The Grass Doctor

Is phosphate fertilizer proportionately less used in a recession?

When I look at stocks like Mosaic (MOS) and Potash (POT), it seems that MOS is down substantially more from its summer highs than competing companies. I don't know much about fertilizers. Why does the sinking economy affect one type more than another? Which is most likely to surge, come next year's growing season? Are natural fertilizer prices inversely related to the price of petroleum? Does $40/gal oil mean disaster for companies like MOS and POT?

Public Comments

  1. YOU ARE CORRECT! Go to www.lifeaftertheoilcrash.net everything we have is used from oil. EVERYTHING. Even your lettuce, food, clothing, bicycles..EVERYTHING. Get educated. I PROMISE you will learn alot from that site. Please go to it NOW
  2. The bubble has burst for fertilizer and agricultural chemical stocks, with former stock-market star Mosaic Co. (MOS) off by a third in Thursday trading and others hard on its heels as excess supply and reduced demand slow the pattern of price increases on farm chemicals. Farmers could not bear the weight of ever-increasing costs forever, especially as grain prices fell by nearly half in recent months and credit tightened. And the popularity of the momentum "ag trade" with hedge funds and day traders has led to a decline similar in magnitude and pace to the tech bust.
  3. I only thing I know about fertilizer is that it makes my plants grow, Right now, I have been looking at POT and MOS since they made there 52 week lows.
  4. This is not an easy field. Nitrogen has a large input cost from natural gas, so reduced gas prices cut the cost of production significantly. . Potash is different since it is mined. Demand for all of them can drop for alot of reasons, first being that farmers will not pay more for ferts when the selling price of their crop is depressed in a recession.

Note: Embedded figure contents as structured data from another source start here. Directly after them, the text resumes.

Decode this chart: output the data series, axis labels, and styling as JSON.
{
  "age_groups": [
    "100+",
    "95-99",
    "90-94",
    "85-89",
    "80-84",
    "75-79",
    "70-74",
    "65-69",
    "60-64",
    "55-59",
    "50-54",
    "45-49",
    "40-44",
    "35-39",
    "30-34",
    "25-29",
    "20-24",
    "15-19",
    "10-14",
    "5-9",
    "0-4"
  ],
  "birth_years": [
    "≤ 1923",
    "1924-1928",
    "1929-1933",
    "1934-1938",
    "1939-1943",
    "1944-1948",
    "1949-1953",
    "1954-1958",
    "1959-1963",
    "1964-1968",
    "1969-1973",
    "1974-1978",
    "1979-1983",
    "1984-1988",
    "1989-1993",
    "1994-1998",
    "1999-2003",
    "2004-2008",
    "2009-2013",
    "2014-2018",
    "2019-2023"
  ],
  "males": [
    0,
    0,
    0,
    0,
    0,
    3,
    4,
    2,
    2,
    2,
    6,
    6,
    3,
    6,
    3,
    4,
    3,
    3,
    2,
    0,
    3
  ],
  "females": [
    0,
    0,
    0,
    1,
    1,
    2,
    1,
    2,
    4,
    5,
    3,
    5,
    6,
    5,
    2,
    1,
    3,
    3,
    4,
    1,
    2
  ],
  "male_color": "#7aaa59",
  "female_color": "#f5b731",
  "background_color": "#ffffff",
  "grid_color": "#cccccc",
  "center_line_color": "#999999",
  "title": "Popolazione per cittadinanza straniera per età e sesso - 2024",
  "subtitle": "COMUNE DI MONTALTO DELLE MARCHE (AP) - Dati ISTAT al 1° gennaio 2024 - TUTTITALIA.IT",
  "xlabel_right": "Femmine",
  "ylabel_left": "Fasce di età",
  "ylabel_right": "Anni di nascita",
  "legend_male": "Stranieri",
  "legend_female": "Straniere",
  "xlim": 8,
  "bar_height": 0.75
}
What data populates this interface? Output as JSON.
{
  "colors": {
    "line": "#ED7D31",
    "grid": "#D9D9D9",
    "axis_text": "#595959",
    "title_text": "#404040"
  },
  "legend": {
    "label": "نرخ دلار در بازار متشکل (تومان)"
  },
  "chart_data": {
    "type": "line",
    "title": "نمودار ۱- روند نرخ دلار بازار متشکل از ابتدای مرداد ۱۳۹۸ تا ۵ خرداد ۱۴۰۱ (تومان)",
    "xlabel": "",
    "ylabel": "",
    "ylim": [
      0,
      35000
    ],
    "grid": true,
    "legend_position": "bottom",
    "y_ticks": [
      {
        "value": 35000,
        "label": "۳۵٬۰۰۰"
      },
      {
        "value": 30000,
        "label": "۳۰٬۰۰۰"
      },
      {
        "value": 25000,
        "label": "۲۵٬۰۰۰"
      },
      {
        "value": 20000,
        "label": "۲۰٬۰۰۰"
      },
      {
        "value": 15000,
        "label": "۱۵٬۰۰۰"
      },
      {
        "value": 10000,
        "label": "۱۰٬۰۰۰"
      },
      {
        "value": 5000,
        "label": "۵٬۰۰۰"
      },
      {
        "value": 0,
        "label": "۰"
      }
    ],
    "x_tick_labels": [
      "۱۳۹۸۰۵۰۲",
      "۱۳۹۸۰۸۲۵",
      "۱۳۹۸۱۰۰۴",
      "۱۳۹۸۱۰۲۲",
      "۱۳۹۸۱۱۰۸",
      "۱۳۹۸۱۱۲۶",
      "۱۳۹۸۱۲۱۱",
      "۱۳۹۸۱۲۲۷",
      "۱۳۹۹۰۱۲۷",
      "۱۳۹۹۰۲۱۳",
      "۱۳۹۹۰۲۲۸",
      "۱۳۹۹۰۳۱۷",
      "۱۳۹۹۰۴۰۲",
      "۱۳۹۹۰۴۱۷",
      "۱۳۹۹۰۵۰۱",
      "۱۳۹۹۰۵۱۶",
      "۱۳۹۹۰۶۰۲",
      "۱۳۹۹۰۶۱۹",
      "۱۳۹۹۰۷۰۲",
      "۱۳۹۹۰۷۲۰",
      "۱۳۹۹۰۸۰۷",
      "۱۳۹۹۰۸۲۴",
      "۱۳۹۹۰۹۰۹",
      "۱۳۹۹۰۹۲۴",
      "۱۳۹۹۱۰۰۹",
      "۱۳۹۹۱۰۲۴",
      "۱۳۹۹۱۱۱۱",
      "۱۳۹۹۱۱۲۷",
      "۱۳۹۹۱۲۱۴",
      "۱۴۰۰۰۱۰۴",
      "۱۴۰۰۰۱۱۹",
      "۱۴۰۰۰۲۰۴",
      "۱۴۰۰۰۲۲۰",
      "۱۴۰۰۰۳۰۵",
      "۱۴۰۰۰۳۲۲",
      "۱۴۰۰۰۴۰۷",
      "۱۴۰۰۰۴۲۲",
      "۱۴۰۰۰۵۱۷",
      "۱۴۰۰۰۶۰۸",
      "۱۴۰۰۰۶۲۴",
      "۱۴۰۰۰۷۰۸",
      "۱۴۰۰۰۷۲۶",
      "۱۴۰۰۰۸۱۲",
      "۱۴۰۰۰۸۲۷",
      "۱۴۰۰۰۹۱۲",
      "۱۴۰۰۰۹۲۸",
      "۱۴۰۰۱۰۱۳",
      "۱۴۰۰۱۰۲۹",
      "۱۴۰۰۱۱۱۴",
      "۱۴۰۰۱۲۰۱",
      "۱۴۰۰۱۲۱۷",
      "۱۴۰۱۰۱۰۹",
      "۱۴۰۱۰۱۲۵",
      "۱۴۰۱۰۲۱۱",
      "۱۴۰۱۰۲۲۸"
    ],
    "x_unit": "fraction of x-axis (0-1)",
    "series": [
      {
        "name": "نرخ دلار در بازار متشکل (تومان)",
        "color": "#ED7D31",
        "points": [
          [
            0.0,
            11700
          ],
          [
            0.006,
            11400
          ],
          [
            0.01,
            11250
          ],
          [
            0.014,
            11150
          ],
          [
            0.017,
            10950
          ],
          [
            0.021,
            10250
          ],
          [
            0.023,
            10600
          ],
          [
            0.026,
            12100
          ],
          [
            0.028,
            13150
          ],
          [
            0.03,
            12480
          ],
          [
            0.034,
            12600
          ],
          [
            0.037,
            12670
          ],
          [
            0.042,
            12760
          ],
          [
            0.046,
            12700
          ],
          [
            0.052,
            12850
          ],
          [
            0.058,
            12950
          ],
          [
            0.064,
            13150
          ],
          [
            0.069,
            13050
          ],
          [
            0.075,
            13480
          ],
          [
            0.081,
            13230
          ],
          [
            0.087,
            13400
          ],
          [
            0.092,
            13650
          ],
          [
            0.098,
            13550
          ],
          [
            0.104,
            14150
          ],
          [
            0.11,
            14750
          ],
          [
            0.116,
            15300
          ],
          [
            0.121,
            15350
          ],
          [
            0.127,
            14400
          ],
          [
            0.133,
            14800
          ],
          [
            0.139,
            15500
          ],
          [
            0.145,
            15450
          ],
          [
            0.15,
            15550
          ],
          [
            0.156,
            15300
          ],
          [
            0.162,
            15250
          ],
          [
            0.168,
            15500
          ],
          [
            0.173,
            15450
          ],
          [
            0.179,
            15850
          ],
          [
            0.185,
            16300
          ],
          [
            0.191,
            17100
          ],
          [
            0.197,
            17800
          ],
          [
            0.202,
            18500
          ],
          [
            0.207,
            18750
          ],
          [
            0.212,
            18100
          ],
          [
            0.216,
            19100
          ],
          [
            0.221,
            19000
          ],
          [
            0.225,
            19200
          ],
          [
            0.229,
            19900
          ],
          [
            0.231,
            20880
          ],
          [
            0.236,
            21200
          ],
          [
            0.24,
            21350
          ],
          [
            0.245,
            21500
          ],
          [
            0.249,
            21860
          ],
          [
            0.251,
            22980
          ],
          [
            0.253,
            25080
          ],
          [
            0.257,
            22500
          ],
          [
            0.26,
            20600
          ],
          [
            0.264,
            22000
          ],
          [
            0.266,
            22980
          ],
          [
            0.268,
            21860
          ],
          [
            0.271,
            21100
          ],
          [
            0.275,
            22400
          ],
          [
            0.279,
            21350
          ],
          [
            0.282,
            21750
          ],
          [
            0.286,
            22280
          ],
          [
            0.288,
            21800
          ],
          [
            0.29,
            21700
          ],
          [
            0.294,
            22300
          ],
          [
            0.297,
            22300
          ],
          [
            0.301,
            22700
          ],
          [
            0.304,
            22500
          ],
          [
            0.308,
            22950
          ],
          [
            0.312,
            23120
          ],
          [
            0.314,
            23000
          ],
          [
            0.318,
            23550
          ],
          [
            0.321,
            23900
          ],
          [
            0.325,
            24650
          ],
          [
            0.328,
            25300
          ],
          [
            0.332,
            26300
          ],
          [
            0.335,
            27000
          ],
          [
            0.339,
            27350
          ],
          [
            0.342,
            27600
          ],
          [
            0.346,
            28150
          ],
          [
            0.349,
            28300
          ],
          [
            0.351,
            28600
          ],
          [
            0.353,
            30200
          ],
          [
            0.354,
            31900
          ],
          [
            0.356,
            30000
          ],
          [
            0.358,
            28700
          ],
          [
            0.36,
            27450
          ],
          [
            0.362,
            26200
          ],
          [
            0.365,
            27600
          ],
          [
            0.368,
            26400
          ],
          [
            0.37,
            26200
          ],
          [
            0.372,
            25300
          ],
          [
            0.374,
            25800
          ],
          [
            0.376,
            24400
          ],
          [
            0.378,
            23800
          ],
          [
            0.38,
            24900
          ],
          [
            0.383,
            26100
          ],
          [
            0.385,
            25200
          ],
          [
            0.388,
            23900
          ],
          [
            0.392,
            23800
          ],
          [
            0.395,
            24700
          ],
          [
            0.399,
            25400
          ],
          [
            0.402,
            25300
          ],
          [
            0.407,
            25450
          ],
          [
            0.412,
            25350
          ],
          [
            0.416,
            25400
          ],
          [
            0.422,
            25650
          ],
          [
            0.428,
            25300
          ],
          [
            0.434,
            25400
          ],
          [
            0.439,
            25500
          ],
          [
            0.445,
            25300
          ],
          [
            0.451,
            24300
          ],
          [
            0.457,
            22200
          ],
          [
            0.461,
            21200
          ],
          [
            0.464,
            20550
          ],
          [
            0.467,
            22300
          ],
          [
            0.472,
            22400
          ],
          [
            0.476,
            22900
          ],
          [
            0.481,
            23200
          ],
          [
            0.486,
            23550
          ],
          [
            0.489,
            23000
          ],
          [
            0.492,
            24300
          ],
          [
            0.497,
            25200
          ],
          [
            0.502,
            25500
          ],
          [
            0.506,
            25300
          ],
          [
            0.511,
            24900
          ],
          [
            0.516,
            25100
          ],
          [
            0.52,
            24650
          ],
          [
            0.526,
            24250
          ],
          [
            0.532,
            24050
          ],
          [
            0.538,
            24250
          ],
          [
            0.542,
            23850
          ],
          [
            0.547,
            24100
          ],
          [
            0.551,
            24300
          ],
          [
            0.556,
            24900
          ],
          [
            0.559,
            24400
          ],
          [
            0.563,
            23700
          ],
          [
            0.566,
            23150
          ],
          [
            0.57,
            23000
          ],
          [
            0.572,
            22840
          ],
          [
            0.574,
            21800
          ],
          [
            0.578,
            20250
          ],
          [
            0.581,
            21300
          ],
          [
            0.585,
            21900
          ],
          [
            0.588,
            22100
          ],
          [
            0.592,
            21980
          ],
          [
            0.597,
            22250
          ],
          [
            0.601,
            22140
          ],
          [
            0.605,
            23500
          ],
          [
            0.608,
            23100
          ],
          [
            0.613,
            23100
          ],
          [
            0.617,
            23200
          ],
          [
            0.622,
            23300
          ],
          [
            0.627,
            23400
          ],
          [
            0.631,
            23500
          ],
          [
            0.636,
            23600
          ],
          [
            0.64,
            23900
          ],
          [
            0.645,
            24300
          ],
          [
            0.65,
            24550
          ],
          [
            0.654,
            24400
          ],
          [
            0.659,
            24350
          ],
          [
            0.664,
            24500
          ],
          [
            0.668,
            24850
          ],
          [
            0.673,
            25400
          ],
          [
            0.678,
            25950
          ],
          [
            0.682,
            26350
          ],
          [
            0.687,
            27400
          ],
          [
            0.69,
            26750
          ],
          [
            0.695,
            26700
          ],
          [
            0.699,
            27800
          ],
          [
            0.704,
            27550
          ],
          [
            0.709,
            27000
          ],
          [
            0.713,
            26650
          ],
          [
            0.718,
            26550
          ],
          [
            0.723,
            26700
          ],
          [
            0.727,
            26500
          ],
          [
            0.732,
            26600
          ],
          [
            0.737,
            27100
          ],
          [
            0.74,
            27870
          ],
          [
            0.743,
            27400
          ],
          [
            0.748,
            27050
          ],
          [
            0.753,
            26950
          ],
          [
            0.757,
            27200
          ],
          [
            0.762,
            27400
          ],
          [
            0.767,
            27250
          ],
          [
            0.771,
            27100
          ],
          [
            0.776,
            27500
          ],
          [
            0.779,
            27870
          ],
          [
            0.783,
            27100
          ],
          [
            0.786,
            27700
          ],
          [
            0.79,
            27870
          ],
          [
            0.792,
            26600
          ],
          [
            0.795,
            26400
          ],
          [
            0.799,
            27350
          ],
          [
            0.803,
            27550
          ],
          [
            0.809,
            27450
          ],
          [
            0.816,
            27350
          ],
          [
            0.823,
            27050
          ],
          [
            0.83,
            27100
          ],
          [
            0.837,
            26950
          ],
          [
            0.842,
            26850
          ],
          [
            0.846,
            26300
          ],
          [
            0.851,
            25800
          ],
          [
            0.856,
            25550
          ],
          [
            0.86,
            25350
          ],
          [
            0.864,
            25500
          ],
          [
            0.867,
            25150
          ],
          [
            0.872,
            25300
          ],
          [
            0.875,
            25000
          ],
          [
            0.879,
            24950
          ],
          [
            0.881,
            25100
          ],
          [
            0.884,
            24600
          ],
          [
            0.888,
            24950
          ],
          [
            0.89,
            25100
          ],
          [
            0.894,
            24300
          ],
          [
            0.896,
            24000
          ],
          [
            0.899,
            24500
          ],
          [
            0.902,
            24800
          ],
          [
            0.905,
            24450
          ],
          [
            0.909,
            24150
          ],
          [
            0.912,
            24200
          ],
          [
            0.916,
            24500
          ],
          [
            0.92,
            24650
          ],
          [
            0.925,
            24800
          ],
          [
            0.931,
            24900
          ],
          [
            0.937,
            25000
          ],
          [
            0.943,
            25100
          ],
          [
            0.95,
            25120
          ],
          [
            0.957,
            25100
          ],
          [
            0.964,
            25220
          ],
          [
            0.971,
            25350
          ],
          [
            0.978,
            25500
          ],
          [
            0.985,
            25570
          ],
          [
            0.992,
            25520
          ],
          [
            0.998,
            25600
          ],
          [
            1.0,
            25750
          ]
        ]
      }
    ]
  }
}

Lack of credit in the farm sector has not even been discussed by the political nitwits in Washington yet, and by the time they figure out what a crisis it will be, the planting season in the USA will be past. WIth grain crop inventories at multi-decade lows, I truly expect record crop prices in the next year as reduced planting works its way thru the system. Add in any kind of bad weather, and it will get ugly, as in global famine. Now Potash is underutilized relative to Nitrogen and phos, so you can make a case that demand could go up for Pot even if crop plantings go down. This is one reason why Pot prices have held up much better than N or P. Also, potash requires a multi-year capex to bring on new capacity, and some of that expansion has been delayed due to the credit crisis. They all are getting sold off together for teh most part, so opportunities may be there. The market s waiting to see what the spring contract negotiations bring for ferts, especially potash. Watch for the price China agrees to pay to POT as a leading indicator.